Positively charged LNCs show a very high uptake by B cells from the peripheral blood (Fig.2B), but B lymphocytes are not present in GBM tumors (data not shown); therefore, these data indicate that 100 nm positively charged LNCs could be used as a drug-loaded nanosystem to target the main immune suppressive cell subset in these tumors. Moreover, tumor cells also show a significant uptake, thus reinforcing the possibility of using this nanosystem to target both tumor cells and tumor-promoting cells.
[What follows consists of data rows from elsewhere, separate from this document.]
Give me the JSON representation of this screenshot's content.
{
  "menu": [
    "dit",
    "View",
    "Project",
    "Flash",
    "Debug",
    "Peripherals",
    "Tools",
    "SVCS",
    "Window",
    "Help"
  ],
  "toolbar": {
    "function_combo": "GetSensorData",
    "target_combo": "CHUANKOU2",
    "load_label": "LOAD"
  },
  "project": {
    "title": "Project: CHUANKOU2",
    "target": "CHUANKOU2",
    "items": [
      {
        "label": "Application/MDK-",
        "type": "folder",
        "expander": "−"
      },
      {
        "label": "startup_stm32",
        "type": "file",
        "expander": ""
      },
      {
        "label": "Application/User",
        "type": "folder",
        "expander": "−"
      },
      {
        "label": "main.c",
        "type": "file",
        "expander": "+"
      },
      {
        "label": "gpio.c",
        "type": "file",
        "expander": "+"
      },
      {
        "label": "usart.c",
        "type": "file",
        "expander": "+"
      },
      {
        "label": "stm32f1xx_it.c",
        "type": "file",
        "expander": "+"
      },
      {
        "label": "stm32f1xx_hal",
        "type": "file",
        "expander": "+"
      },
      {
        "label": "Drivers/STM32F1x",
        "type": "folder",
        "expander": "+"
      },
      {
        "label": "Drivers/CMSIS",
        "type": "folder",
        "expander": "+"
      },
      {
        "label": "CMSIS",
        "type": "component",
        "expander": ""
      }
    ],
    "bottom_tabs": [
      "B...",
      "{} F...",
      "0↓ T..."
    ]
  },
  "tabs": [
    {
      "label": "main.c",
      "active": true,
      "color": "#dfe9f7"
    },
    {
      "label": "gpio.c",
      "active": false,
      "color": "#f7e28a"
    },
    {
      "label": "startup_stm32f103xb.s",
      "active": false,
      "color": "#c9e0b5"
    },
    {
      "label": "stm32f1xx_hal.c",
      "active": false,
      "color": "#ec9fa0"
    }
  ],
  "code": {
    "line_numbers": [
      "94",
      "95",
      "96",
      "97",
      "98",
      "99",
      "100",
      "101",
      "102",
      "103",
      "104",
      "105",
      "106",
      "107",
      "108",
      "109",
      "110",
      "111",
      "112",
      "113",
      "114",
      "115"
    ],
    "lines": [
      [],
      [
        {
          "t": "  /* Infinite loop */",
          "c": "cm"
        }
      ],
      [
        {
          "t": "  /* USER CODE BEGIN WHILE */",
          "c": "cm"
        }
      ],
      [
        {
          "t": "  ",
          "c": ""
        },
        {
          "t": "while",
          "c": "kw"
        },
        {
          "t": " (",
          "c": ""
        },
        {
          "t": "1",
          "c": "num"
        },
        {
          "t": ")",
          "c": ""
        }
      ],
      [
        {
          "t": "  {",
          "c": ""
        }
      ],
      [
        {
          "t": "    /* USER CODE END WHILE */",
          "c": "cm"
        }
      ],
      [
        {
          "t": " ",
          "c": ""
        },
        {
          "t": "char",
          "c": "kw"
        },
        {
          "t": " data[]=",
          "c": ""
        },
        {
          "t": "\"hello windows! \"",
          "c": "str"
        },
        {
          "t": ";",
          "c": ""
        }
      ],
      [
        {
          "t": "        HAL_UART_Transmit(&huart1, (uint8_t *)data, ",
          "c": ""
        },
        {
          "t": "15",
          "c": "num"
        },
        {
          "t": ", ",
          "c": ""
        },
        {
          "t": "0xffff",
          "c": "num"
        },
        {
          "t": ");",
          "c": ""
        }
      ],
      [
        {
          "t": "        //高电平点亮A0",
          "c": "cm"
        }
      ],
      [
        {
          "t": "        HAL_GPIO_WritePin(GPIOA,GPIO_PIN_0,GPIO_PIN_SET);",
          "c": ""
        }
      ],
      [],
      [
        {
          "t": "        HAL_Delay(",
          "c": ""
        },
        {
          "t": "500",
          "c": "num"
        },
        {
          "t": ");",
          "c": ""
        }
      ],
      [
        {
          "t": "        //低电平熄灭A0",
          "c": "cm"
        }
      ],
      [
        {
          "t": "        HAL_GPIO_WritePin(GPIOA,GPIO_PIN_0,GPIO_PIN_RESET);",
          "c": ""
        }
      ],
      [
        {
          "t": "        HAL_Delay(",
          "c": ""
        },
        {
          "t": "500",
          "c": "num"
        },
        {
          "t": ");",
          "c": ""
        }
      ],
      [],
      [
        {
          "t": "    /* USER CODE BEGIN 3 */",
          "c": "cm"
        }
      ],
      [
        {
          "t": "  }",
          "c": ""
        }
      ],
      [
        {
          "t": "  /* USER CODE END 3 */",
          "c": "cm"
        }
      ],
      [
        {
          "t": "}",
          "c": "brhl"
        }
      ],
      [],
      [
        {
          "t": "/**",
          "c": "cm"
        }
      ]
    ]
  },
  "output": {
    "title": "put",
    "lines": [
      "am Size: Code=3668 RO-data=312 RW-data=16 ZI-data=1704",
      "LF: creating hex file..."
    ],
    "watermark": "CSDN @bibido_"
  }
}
Mechanism of LNC internalization by the GBM microenvironment
Given the high ability of tumor macrophages to internalize positively charged LNCs, we analyzed the mechanism by which these nanoparticles were incorporated by the cells of the tumor microenvironment. We thus treated the cell suspension obtained after enzymatic digestion of GBM tumor tissue with uptake inhibitors and added DiD-loaded LNCs to cell suspensions for overnight incubation. As shown in Figure 6, internalization by both types of macrophages (BMDM and MG) was significantly reduced by the addition of nystatin, in line with the internalization observed by blood monocytes. A reduction in LNC uptake was also observed using colchicine in both BMDM and MG and cytochalasin B in BMDM, but without statistical significance.